I've been running a copy of the http-replicator 3 ebuild that I saved to my personal local overlay some months ago. I suspect that http-replicator itself (probably both versions) will continue to work as long as python 2 is available at all, and I'm currently planning to continue using it as long as it works.
But the associated repcacheman utility is likely to stop working sooner: It looks like repcacheman hooks into portage python APIs, and I suspect that support for running portage under python 2 is likely to be dropped much sooner than the python 2 interpreter ebuild is dropped. Repcacheman's purpose is to setup/update the cache directory, and remove distfiles that are duplicates of any files that can be quickly re-downloaded from http-replicator's cache. (eclean from app-portage/gentoolkit is also useful, for a related but different purpose described below.)

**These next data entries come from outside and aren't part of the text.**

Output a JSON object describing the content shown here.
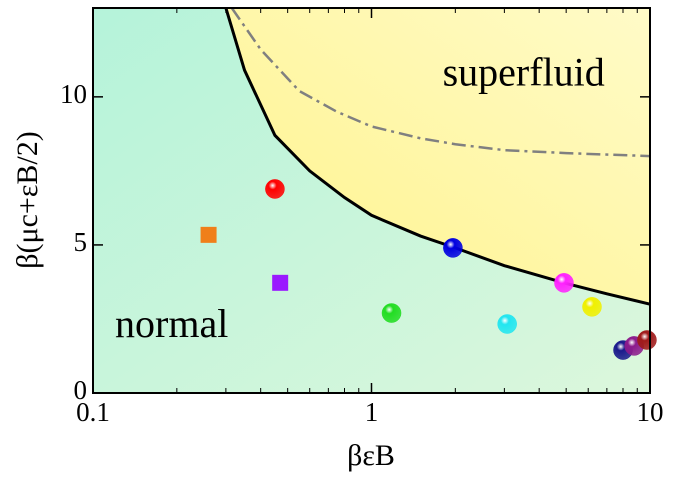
{
  "chart_data": {
    "type": "scatter",
    "xlabel": "βεB",
    "ylabel": "β(μc+εB/2)",
    "xlim": [
      0.1,
      10
    ],
    "ylim": [
      0,
      13
    ],
    "xscale": "log",
    "xticks": [
      0.1,
      1,
      10
    ],
    "yticks": [
      0,
      5,
      10
    ],
    "annotations": [
      {
        "text": "superfluid",
        "x": 1.8,
        "y": 10.7
      },
      {
        "text": "normal",
        "x": 0.12,
        "y": 2.2
      }
    ],
    "regions": {
      "normal_color": "#b5f3da",
      "superfluid_color": "#fff38a"
    },
    "curves": [
      {
        "style": "solid",
        "color": "#000000",
        "x": [
          0.3,
          0.35,
          0.45,
          0.6,
          0.8,
          1,
          1.5,
          2,
          3,
          5,
          7,
          10
        ],
        "values": [
          13,
          10.9,
          8.7,
          7.5,
          6.6,
          6.0,
          5.3,
          4.9,
          4.3,
          3.7,
          3.35,
          3.0
        ]
      },
      {
        "style": "dashdot",
        "color": "#808080",
        "x": [
          0.315,
          0.4,
          0.55,
          0.75,
          1,
          1.5,
          2,
          3,
          5,
          10
        ],
        "values": [
          13,
          11.6,
          10.2,
          9.5,
          9.0,
          8.6,
          8.4,
          8.2,
          8.1,
          8.0
        ]
      }
    ],
    "series": [
      {
        "marker": "circle",
        "colors": [
          "#ff0000",
          "#0000e0",
          "#22dd22",
          "#22e6f0",
          "#ff22ff",
          "#f0f000",
          "#1a1a8c",
          "#8c1a8c",
          "#a01a1a"
        ],
        "x": [
          0.45,
          1.96,
          1.18,
          3.07,
          4.91,
          6.19,
          8.0,
          8.77,
          9.75
        ],
        "values": [
          6.89,
          4.9,
          2.7,
          2.33,
          3.72,
          2.91,
          1.45,
          1.59,
          1.79
        ]
      },
      {
        "marker": "square",
        "colors": [
          "#f07f1a",
          "#9a1aff"
        ],
        "x": [
          0.26,
          0.47
        ],
        "values": [
          5.34,
          3.72
        ]
      }
    ]
  }
}
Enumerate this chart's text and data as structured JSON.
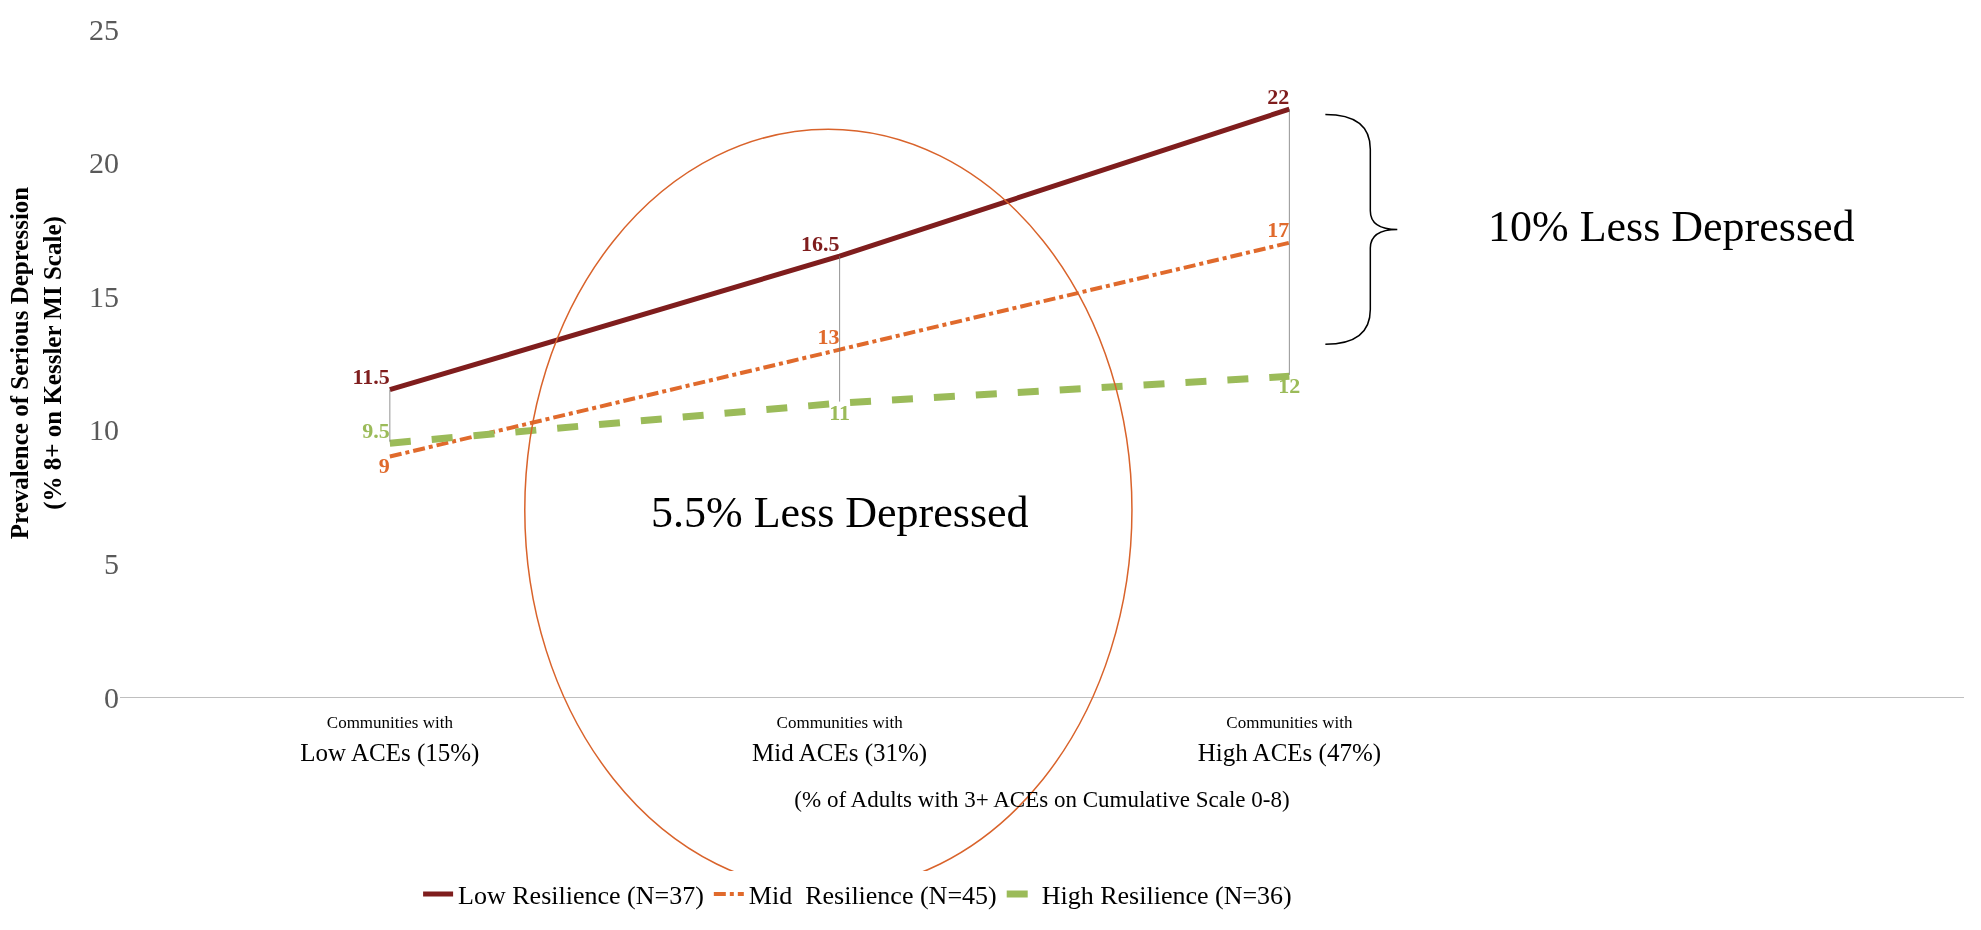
{
  "chart_data": {
    "type": "line",
    "categories": [
      "Communities with\nLow ACEs (15%)",
      "Communities with\nMid ACEs (31%)",
      "Communities with\nHigh ACEs (47%)",
      null
    ],
    "series": [
      {
        "name": "Low Resilience (N=37)",
        "color": "#7f1d1d",
        "line_style": "solid",
        "values": [
          11.5,
          16.5,
          22,
          null
        ]
      },
      {
        "name": "Mid  Resilience (N=45)",
        "color": "#e06a2c",
        "line_style": "dashdot",
        "values": [
          9,
          13,
          17,
          null
        ]
      },
      {
        "name": "High Resilience (N=36)",
        "color": "#9bbb59",
        "line_style": "dashed",
        "values": [
          9.5,
          11,
          12,
          null
        ]
      }
    ],
    "ylabel": "Prevalence of Serious Depression\n(% 8+ on Kessler MI Scale)",
    "xlabel": "(% of Adults with 3+ ACEs on Cumulative Scale 0-8)",
    "ylim": [
      0,
      25
    ],
    "yticks": [
      0,
      5,
      10,
      15,
      20,
      25
    ],
    "data_labels": true,
    "legend": "bottom",
    "marker": "none",
    "annotations": [
      "10% Less Depressed",
      "5.5% Less Depressed"
    ]
  }
}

Repcacheman's source is only 200 lines. See /usr/portage/net-proxy/http-replicator/files/http-replicator-3.0-repcacheman-0.44-r2, which is shared by both http-replicator 3 and 4. I suspect getting it to work under python 3 would probably be almost trivial for someone familiar with portage python APIs (and python itself). But I don't have that familiarity, and am having trouble summoning enough personal interest to actually dig into it.

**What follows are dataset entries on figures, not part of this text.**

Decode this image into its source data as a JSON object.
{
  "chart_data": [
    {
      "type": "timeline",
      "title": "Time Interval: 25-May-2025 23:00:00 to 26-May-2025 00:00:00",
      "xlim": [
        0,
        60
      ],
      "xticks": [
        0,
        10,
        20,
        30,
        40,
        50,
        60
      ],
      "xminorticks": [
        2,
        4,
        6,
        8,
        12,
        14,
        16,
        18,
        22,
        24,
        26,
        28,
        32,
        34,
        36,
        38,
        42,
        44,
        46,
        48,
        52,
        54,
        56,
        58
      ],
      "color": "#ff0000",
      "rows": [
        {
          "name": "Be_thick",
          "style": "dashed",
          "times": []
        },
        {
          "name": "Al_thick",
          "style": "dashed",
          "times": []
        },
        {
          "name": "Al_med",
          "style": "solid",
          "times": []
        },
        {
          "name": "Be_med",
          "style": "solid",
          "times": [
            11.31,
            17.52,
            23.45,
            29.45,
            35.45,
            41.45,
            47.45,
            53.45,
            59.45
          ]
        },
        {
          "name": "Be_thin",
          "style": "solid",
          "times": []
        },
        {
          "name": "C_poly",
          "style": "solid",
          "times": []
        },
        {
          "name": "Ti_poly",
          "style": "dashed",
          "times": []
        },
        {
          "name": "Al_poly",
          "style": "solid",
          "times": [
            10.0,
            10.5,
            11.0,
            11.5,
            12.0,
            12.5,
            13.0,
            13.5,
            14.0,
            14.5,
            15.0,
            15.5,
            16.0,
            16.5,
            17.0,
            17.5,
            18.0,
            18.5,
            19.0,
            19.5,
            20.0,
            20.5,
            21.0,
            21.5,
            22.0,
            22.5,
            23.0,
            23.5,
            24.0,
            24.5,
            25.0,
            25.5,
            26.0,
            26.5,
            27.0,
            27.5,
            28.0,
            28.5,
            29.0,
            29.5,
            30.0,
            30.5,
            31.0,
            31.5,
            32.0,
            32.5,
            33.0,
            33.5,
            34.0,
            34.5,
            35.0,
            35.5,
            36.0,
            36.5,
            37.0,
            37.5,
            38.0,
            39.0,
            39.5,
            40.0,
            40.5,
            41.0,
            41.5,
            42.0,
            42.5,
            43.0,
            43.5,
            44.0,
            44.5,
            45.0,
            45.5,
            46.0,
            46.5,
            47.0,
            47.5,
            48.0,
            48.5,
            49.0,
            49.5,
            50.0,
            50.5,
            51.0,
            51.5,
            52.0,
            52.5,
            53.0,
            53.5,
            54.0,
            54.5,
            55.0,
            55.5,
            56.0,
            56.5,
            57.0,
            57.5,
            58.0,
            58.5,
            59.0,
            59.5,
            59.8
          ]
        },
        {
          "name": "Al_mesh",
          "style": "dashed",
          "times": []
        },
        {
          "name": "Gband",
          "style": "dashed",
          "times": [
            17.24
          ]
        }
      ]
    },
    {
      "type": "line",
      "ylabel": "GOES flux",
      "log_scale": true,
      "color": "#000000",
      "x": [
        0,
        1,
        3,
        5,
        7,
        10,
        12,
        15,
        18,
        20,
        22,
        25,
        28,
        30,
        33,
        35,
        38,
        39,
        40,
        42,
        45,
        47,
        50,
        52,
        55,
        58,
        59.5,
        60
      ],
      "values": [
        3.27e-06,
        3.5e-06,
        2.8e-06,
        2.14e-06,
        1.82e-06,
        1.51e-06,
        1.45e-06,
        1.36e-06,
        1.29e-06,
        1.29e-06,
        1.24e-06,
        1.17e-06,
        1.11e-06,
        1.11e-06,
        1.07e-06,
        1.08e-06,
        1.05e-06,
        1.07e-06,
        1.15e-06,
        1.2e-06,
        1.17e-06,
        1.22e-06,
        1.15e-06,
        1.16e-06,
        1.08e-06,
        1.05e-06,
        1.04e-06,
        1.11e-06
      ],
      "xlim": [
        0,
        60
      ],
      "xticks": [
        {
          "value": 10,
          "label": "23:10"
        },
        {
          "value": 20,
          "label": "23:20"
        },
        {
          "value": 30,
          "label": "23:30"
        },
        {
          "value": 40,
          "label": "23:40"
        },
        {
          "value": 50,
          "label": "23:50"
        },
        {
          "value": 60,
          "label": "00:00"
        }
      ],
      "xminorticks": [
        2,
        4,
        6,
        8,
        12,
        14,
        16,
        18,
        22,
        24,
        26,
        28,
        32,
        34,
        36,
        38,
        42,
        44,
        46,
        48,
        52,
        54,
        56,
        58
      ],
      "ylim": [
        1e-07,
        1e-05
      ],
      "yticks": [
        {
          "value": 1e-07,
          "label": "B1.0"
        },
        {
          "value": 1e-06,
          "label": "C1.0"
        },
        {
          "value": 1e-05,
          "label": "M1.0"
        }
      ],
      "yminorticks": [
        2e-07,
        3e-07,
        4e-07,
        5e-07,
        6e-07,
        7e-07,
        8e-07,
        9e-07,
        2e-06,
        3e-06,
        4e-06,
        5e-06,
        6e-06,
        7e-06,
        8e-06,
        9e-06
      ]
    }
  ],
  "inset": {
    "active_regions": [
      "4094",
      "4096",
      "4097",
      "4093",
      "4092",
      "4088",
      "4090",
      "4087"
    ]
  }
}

In addition to using repcacheman, I also occasionally run something like "( export DISTDIR=/var/cache/http-replicator/ ; eclean -i distfiles )". This should work as long as http-replicator itself is working, although it doesn't cleanup duplicate files that could easily be re-downloaded from http-replicator's cache.
Without repcacheman, http-replicator would be functionally fairly similar to using other proxy tools for caching distfiles. I don't know which of those other tools would be best (nice, simple, lightweight, and focused on sharing flat distfiles), as an alternative. There is some discussion about alternatives over in https://forums.gentoo.org/viewtopic-t-1 ... cator.html
Some of the open bugs for http-replicator are primarily concerned with repcacheman. For example, see [bug]504538[/bug].
----
Also note:
- http-replicator-4 does not support X-unique-cache-name, although [bug]442874[/bug], comment 18 contains an untested patch for version 4. See the considerations (including some security considerations) mentioned there and in [bug]524208[/bug].
- Last rites and alternatives are being discussed in https://forums.gentoo.org/viewtopic-t-1 ... cator.html
So ultimately, what is the future of http-replicator? Is there another simple/lightweight proxy server that can do the same thing? Is it just not worth it?
----
History of edits:
- 2020-02-26: Add section about python 2, repcacheman, and last rites. Other scattered small edits.
- 2019-10-13: Fixup recommended FETCHCOMMAND for version 3 so it actually works.